ProgramFacts is therefore a structural-oracle generator first, and a fuzzing engine second. The next phases move it closer to mature fuzzing workflows while preserving source-plus-ground-truth-facts as the core value.
### Phase 10 — model-first generation
Goal: move from policy templates that project into a model toward a semantic model as the source of truth.
Tasks:
- Add explicit model builders for modules, functions, calls, data flows, effects, branches, and architecture facts.
- Render source from the model.
- Derive facts from the model rather than maintaining source/facts by hand.
- Keep policy generators as model constructors.
- Support multiple renderers from the same model over time.
### Phase 11 — shrinking and minimization
Goal: make generated failures easy to reduce.
Tasks:
- Add `ProgramFacts.Shrink`.
- Reduce `depth` and `width` while a failure predicate still fails.
- Try simpler layouts.
- Remove unrelated modules/files while preserving the failure.
- Minimize transform sequences.
- Return a replayable minimized program and shrink trace.
### Phase 12 — analyzer feedback loop
Goal: support feedback-directed generation instead of only feature coverage.
Tasks:
- Extend `ProgramFacts.Search.run/1` with `:score`, `:interesting?`, and `:on_candidate` callbacks.
- Track crashes, mismatches, new analyzer coverage, slow cases, and feature novelty.
- Keep corpus-worthy programs automatically.
- Support deterministic replay of interesting seeds.
### Phase 13 — metamorphic properties
Goal: make transforms testable as equivalence/near-equivalence claims.
Tasks:
- Add transform invariant metadata.
- Record which facts should be preserved and which facts may change.
- Provide helpers to compare original/transformed facts.

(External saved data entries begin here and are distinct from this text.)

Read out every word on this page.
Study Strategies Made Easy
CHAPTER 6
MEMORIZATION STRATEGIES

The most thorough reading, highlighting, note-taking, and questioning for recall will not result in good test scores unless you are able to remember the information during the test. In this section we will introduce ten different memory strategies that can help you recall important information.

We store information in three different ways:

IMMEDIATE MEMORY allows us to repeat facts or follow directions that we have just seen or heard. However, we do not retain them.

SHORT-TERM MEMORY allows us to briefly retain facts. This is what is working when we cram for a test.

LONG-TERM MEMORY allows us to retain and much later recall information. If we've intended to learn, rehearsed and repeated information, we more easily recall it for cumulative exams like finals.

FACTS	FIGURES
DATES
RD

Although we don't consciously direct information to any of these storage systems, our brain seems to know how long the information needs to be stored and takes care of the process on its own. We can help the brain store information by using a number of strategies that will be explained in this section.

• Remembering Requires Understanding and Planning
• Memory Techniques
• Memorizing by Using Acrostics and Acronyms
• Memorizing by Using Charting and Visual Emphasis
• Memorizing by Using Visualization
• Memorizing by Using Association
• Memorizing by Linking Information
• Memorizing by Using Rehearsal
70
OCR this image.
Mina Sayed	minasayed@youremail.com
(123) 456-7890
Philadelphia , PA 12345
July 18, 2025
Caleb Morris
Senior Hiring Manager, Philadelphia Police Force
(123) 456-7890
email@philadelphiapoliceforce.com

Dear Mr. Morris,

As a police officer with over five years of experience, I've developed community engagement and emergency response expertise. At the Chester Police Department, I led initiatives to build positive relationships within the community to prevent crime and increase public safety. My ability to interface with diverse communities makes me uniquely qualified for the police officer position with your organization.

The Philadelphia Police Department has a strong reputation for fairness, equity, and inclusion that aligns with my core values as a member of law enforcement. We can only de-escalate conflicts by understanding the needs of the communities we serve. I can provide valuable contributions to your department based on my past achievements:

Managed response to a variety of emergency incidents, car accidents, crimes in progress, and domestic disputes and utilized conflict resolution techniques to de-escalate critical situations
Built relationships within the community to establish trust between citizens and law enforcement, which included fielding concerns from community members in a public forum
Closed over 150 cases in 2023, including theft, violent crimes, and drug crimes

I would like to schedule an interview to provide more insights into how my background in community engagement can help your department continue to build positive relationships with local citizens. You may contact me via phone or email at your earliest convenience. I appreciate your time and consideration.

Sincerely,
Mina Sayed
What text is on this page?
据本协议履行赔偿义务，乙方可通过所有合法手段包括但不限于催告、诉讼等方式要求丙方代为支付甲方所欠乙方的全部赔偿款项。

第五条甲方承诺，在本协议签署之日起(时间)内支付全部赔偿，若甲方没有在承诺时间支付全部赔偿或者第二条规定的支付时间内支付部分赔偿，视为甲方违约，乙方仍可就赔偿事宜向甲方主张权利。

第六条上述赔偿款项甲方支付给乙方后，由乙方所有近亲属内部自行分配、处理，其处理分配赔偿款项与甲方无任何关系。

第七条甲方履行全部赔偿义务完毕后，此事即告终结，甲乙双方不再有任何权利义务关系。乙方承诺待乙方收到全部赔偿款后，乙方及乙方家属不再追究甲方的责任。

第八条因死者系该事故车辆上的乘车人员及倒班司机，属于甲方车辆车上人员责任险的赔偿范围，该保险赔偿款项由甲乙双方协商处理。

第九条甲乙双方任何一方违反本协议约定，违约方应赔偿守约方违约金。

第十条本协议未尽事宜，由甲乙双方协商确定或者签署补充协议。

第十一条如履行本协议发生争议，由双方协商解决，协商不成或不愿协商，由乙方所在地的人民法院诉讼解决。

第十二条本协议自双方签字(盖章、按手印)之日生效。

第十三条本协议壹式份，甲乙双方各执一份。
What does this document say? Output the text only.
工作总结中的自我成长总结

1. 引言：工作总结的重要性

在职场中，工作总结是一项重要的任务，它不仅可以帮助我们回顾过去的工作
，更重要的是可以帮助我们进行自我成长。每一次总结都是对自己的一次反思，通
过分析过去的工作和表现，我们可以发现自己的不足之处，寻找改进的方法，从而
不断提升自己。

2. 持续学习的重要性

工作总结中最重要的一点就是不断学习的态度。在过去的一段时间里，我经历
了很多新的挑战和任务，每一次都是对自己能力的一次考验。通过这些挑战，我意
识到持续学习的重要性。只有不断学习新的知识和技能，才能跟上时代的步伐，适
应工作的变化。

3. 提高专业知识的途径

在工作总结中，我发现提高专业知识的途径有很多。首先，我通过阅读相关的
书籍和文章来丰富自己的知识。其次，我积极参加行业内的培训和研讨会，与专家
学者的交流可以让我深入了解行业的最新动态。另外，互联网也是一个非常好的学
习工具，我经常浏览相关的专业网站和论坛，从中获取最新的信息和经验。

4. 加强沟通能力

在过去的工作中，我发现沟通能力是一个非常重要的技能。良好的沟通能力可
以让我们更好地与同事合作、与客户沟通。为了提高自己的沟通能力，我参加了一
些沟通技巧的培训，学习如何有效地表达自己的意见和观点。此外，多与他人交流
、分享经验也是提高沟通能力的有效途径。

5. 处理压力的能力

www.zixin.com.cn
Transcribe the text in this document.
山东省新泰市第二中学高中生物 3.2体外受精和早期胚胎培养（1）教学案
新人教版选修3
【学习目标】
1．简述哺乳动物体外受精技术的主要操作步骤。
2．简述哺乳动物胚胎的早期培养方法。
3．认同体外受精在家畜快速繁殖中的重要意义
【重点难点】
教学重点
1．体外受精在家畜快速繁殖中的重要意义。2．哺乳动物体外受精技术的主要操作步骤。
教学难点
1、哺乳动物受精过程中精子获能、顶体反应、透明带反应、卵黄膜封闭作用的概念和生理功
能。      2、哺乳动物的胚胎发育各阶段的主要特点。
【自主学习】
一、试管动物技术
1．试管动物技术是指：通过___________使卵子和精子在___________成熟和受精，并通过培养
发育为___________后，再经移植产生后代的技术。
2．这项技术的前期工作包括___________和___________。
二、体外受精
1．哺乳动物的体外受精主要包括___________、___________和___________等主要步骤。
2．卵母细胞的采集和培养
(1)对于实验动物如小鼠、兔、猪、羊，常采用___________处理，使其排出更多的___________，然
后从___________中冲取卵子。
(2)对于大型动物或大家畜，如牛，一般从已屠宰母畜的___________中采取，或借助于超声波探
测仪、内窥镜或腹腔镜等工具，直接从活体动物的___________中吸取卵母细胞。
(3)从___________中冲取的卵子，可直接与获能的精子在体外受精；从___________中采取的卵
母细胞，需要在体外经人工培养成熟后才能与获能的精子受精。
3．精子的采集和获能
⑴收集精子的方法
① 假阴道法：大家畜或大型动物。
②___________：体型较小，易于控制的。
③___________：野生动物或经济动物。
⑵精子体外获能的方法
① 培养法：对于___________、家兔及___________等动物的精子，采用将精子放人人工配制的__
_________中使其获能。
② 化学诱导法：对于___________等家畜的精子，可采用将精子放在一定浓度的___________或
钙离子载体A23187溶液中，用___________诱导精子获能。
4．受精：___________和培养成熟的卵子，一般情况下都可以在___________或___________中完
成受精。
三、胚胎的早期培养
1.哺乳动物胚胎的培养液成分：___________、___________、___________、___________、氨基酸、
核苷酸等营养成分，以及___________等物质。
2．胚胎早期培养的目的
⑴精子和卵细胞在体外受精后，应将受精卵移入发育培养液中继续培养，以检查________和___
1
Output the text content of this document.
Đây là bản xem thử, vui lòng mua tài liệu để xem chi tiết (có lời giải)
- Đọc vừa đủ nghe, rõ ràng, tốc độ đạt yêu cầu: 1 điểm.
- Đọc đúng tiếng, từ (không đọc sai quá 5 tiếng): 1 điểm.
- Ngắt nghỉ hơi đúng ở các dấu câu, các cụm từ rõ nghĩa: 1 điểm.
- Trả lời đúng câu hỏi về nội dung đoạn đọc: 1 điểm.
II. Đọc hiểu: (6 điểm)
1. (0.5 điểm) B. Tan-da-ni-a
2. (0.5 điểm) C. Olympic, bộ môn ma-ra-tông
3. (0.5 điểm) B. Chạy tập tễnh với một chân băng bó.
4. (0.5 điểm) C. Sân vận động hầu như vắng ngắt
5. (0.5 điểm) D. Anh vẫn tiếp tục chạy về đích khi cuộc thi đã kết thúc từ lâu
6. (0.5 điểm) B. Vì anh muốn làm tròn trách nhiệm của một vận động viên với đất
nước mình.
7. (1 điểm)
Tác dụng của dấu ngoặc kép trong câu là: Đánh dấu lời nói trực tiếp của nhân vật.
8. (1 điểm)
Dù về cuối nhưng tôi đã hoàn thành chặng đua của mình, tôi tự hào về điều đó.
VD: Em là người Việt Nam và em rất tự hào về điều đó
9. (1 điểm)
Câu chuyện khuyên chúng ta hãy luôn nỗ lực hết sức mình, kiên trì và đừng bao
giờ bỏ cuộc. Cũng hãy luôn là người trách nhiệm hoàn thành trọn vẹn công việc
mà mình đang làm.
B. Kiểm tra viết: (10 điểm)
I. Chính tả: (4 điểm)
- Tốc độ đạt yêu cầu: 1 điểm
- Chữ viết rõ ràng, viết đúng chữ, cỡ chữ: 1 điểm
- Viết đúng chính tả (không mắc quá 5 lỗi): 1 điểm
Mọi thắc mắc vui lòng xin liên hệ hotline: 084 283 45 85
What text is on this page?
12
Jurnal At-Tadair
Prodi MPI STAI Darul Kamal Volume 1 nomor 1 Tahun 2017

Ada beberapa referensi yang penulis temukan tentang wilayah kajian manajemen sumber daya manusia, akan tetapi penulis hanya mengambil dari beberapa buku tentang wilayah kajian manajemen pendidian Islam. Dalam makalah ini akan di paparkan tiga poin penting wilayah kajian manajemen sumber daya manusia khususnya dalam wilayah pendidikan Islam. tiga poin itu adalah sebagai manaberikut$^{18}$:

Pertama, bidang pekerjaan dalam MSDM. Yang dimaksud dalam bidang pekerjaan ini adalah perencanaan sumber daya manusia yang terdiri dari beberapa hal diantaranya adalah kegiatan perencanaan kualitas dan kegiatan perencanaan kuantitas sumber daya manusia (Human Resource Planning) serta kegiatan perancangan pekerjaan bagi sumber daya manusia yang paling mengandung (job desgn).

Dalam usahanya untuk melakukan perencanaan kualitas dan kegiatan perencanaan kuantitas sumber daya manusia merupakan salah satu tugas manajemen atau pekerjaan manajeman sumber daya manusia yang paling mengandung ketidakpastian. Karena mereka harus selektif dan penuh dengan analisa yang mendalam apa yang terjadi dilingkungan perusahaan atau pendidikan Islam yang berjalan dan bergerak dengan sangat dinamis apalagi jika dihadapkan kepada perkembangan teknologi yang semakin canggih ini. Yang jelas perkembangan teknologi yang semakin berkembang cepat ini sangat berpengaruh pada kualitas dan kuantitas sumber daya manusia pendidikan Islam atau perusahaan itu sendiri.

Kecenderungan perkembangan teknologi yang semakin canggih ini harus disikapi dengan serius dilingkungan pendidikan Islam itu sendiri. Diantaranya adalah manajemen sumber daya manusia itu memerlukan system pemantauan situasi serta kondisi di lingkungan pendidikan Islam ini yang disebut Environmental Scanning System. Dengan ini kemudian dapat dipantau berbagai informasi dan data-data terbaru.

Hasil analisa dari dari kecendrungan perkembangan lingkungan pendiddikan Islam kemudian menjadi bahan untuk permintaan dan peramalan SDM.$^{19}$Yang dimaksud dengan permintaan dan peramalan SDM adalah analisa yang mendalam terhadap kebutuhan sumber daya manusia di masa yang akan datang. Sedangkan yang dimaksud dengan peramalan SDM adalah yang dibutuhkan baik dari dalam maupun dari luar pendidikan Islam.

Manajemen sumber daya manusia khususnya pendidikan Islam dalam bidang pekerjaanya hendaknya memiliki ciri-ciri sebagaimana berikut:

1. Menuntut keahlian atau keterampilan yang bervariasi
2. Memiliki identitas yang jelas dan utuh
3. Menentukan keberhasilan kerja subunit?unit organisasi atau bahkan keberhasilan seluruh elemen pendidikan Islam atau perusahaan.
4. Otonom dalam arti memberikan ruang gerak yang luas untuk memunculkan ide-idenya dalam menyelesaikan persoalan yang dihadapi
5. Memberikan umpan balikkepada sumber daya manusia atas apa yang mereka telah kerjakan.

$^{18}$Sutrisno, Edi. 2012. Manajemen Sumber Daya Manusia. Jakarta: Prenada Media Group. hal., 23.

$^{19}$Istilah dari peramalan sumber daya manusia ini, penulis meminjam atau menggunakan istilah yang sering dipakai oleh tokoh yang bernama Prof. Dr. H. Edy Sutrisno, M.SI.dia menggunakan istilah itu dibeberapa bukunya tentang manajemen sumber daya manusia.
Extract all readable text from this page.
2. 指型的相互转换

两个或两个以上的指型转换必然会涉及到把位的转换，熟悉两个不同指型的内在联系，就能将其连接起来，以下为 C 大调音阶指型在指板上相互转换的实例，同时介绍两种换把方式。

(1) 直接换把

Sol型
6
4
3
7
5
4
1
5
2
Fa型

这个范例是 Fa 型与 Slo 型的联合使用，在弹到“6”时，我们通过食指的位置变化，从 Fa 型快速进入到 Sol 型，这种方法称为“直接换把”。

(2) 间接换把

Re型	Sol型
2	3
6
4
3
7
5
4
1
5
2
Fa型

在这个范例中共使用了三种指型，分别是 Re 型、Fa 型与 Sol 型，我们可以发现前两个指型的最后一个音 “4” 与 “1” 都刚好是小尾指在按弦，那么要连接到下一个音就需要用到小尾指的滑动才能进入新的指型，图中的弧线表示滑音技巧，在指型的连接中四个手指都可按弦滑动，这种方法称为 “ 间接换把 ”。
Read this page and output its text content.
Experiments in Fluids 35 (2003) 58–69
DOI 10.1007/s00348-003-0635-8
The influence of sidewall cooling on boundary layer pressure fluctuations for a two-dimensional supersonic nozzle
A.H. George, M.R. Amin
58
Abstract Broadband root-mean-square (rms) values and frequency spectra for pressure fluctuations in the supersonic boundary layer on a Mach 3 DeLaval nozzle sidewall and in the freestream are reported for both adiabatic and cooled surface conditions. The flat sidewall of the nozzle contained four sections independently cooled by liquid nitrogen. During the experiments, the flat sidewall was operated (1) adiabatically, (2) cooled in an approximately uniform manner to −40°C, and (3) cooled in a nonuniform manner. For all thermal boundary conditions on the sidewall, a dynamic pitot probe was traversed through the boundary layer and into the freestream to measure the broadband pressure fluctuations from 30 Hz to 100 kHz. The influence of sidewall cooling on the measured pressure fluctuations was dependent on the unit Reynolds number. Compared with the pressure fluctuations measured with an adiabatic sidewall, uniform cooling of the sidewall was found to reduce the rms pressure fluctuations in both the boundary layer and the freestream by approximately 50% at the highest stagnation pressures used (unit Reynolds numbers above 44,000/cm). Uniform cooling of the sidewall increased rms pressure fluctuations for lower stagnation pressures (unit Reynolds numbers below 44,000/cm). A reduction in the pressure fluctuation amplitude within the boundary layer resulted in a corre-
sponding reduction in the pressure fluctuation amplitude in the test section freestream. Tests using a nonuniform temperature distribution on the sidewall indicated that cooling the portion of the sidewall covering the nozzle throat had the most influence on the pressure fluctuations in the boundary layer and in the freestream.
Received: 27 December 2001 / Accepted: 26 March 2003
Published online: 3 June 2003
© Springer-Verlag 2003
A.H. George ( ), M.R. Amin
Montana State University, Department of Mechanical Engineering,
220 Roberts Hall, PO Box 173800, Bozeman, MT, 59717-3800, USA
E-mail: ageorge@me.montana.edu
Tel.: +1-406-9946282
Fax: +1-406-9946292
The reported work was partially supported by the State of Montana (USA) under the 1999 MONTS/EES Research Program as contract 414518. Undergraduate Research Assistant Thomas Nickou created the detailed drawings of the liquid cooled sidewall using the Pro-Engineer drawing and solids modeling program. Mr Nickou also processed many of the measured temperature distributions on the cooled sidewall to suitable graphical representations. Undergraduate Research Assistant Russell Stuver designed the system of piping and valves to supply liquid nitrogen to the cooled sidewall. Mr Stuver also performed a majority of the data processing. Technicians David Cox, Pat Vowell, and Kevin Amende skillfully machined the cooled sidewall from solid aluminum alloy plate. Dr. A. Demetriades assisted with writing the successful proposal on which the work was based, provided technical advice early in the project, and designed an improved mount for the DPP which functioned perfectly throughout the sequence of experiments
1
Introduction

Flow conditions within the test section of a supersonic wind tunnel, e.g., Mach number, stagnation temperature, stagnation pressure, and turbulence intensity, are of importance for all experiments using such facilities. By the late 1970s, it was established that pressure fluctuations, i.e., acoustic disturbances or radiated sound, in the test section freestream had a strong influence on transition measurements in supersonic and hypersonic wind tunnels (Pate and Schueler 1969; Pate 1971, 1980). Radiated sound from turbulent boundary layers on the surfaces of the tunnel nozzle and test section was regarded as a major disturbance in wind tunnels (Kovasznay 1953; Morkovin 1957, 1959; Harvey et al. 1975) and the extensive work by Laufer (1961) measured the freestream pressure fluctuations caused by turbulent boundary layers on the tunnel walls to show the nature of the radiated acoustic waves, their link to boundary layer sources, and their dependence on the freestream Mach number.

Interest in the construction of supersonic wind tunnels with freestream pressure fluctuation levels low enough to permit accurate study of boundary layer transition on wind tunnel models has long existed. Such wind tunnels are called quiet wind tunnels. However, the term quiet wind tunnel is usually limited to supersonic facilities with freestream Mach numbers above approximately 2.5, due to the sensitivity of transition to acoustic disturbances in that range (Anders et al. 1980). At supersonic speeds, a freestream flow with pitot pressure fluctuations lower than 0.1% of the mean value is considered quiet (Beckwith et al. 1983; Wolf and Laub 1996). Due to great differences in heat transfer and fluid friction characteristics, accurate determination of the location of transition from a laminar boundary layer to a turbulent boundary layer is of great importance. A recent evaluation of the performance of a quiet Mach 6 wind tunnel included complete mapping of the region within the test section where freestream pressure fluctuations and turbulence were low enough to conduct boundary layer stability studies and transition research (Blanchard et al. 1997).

- Support EMI-style equivalent variants such as wrapping in `if true`, identity cases, alias rewrites, helper extraction/inlining, and independent assignment reordering.
### Phase 14 — richer Elixir subset
Goal: broaden generated Elixir while keeping known facts.
Tasks:
- Add guards.
- Add `try/rescue/after`.
- Add `receive`.
- Add comprehensions.
- Add protocols.
- Add structs and nested updates.
- Add default arguments.
- Add alias/import/require combinations.
- Add macro-generated functions.
- Add OTP/GenServer modules.
- Add Phoenix/Ecto-style DSL fixtures.
- Add Erlang source layouts.
### Phase 15 — differential testing
Goal: compare analyzers or analyzer versions.
Tasks:
- Compare Reach source frontend vs BEAM frontend.
- Compare current Reach vs previous release.
- Compare canonical CLI JSON vs internal APIs.
- Allow users to register multiple analyzer adapters.
- Save disagreement repros to corpus.
### Phase 16 — corpus promotion
Goal: turn generated failures into stable regression fixtures.
Tasks:
- Promote minimized failures into named corpus entries.
- Store failure metadata, analyzer command, expected mismatch, and minimized seed/options.
- Add replay helpers that run analyzers against saved corpus entries.
- Support CI-friendly corpus subsets.
## Remaining work
- Keep expanding Reach integration coverage as ProgramFacts grows.
- Keep enriching model-first generation with more renderer backends.
- Expand `ProgramFacts.Graph` for analyzer differential comparisons.
- More powerful shrinking/minimization: remove branches/edges and use source-aware structural reductions beyond isolated modules.
- Erlang source layout generation.
- Broader Elixir syntax: protocols, macros, richer alias/import/require combinations, Phoenix/Ecto-style DSL fixtures, and deeper variants of guards, try/rescue/after, receive, comprehensions, structs, and default args.
- Richer source locations for nested/generated constructs and macro-expanded code.
- Analyzer coverage-guided search adapters.
- Richer metamorphic transform invariant specifications.
- Differential testing adapters for real analyzers and version comparisons, built on `ProgramFacts.Analyzer`.